St. Jerome1967 by Honoré Sharrer

For the next few decades, Sharrer built a visual lexicon throughout her paintings with repeated imagery. There are countless small dogs, cooked turkeys on plates, and bent pieces of silverware. Tabletops, tablecloths, knives, bits of food, and floral arrangements abound, creating mock domestic settings even in non-domestic locations... In paintings such as St. Jerome (1967) and The Play (1997), owls, in their wisdom, sit above the action.

A primary concern of the artist was how to deal with what the appearances of things and of people hide. She said: “There are things going on other than what you see.
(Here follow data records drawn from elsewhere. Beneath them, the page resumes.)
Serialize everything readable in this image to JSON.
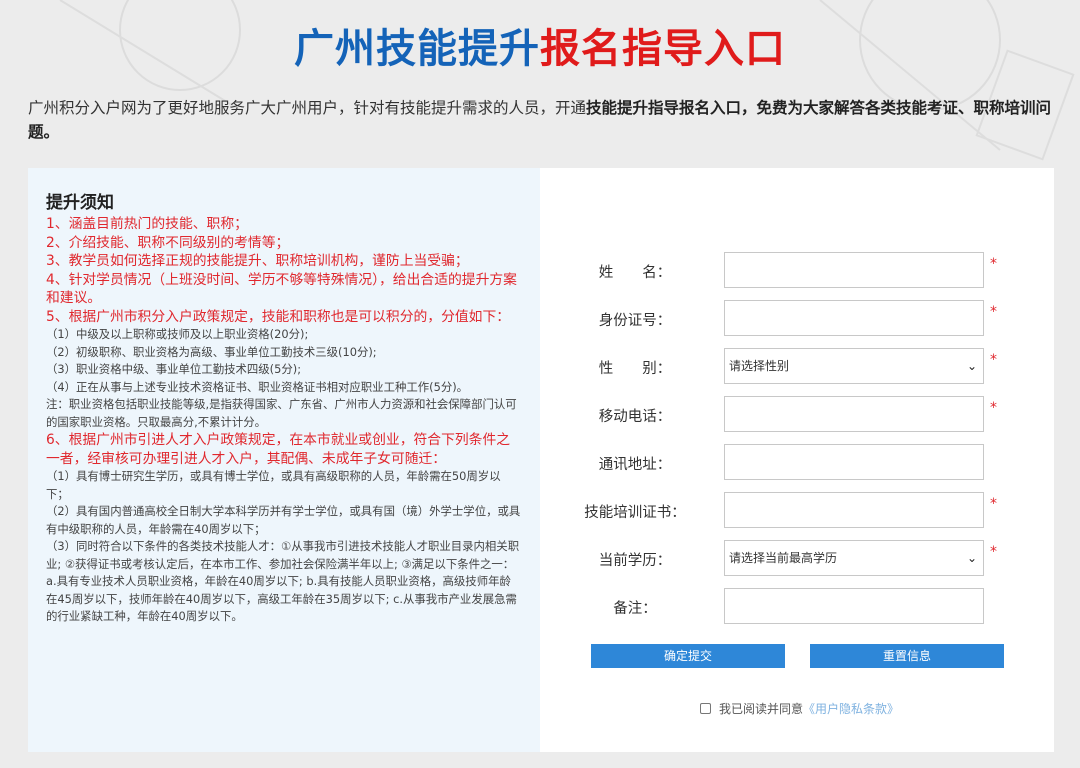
{
  "header": {
    "title_blue": "广州技能提升",
    "title_red": "报名指导入口"
  },
  "intro": {
    "text_plain": "广州积分入户网为了更好地服务广大广州用户，针对有技能提升需求的人员，开通",
    "text_bold": "技能提升指导报名入口，免费为大家解答各类技能考证、职称培训问题。"
  },
  "notice": {
    "title": "提升须知",
    "items": [
      {
        "style": "red",
        "text": "1、涵盖目前热门的技能、职称；"
      },
      {
        "style": "red",
        "text": "2、介绍技能、职称不同级别的考情等；"
      },
      {
        "style": "red",
        "text": "3、教学员如何选择正规的技能提升、职称培训机构，谨防上当受骗；"
      },
      {
        "style": "red",
        "text": "4、针对学员情况（上班没时间、学历不够等特殊情况），给出合适的提升方案和建议。"
      },
      {
        "style": "red",
        "text": "5、根据广州市积分入户政策规定，技能和职称也是可以积分的，分值如下："
      },
      {
        "style": "gray",
        "text": "（1）中级及以上职称或技师及以上职业资格(20分);"
      },
      {
        "style": "gray",
        "text": "（2）初级职称、职业资格为高级、事业单位工勤技术三级(10分);"
      },
      {
        "style": "gray",
        "text": "（3）职业资格中级、事业单位工勤技术四级(5分);"
      },
      {
        "style": "gray",
        "text": "（4）正在从事与上述专业技术资格证书、职业资格证书相对应职业工种工作(5分)。"
      },
      {
        "style": "gray",
        "text": "注：职业资格包括职业技能等级,是指获得国家、广东省、广州市人力资源和社会保障部门认可的国家职业资格。只取最高分,不累计计分。"
      },
      {
        "style": "red",
        "text": "6、根据广州市引进人才入户政策规定，在本市就业或创业，符合下列条件之一者，经审核可办理引进人才入户，其配偶、未成年子女可随迁："
      },
      {
        "style": "gray",
        "text": "（1）具有博士研究生学历，或具有博士学位，或具有高级职称的人员，年龄需在50周岁以下；"
      },
      {
        "style": "gray",
        "text": "（2）具有国内普通高校全日制大学本科学历并有学士学位，或具有国（境）外学士学位，或具有中级职称的人员，年龄需在40周岁以下；"
      },
      {
        "style": "gray",
        "text": "（3）同时符合以下条件的各类技术技能人才：①从事我市引进技术技能人才职业目录内相关职业; ②获得证书或考核认定后，在本市工作、参加社会保险满半年以上; ③满足以下条件之一： a.具有专业技术人员职业资格，年龄在40周岁以下; b.具有技能人员职业资格，高级技师年龄在45周岁以下，技师年龄在40周岁以下，高级工年龄在35周岁以下; c.从事我市产业发展急需的行业紧缺工种，年龄在40周岁以下。"
      }
    ]
  },
  "form": {
    "name_label": "姓　　名：",
    "id_label": "身份证号：",
    "gender_label": "性　　别：",
    "gender_value": "请选择性别",
    "phone_label": "移动电话：",
    "address_label": "通讯地址：",
    "cert_label": "技能培训证书：",
    "edu_label": "当前学历：",
    "edu_value": "请选择当前最高学历",
    "note_label": "备注：",
    "required_mark": "*",
    "submit_label": "确定提交",
    "reset_label": "重置信息",
    "agree_text": "我已阅读并同意",
    "agree_link": "《用户隐私条款》"
  },
  "colors": {
    "title_blue": "#1463b8",
    "title_red": "#e01b1b",
    "notice_red": "#e0282e",
    "button_blue": "#2e87d8",
    "left_panel_bg": "#eef6fc"
  }
}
What the eye sees is a kind of realism, but it isn’t everything.”

The curators of an exhibition of Honoré Sharrer’s paintings at the Pennsylvania Academy of The Fine Arts in Philadelphia (‘Subversion and Surrealism in the Art of Honoré Sharrer‘, Summer 2017) suggest that the artist’s work can be described more as ‘psychic realism’ than ‘hyperrealism’.
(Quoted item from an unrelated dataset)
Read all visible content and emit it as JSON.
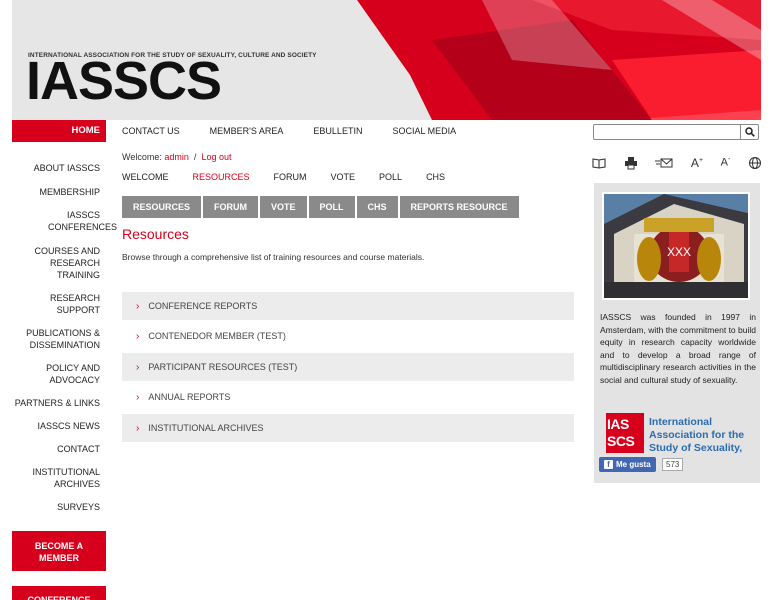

Sharrer uses a number of techniques to bend our eyes and our minds to fathoming out what is being hidden behind what we see.
(This, of course, being a vast subject which feeds into the way our societies, our social orders, our forms of domination and oppression and suppression are constructed).

There are unusual colors and color combinations; there is the flatness of the images as though to emphasize a didactic rather than a representational purpose. As subject matter, the artist presents stories which we think we know: myths, scriptural stories and nursery rhymes. She makes use of press reports.

She distributes objects, all of which are domestic and familiar, in a haphazard way to make some of them vulnerable for breakage or spoilage. Some of them are bent and some discarded. Mirrors, that instrument of our self-delusions, appear in two of these paintings.
Her dogs act as though they are cats: knowing, insouciant and autonomous. Commenting on the goings-on.

Our curiosity is tweaked: we look and look to see if we are seeing completely what the artist shows and suggests.

The artist focusses on suffering in war, the status and freedom of women, and the complexities of the lives of the working class and their unequal access to the cultural goodies.
The artist referred to her naked, satisfyingly-sized women as ‘liberated’. It tends to be the clothed women, no matter how skimpy their clothing, who are not free, autonomous human beings.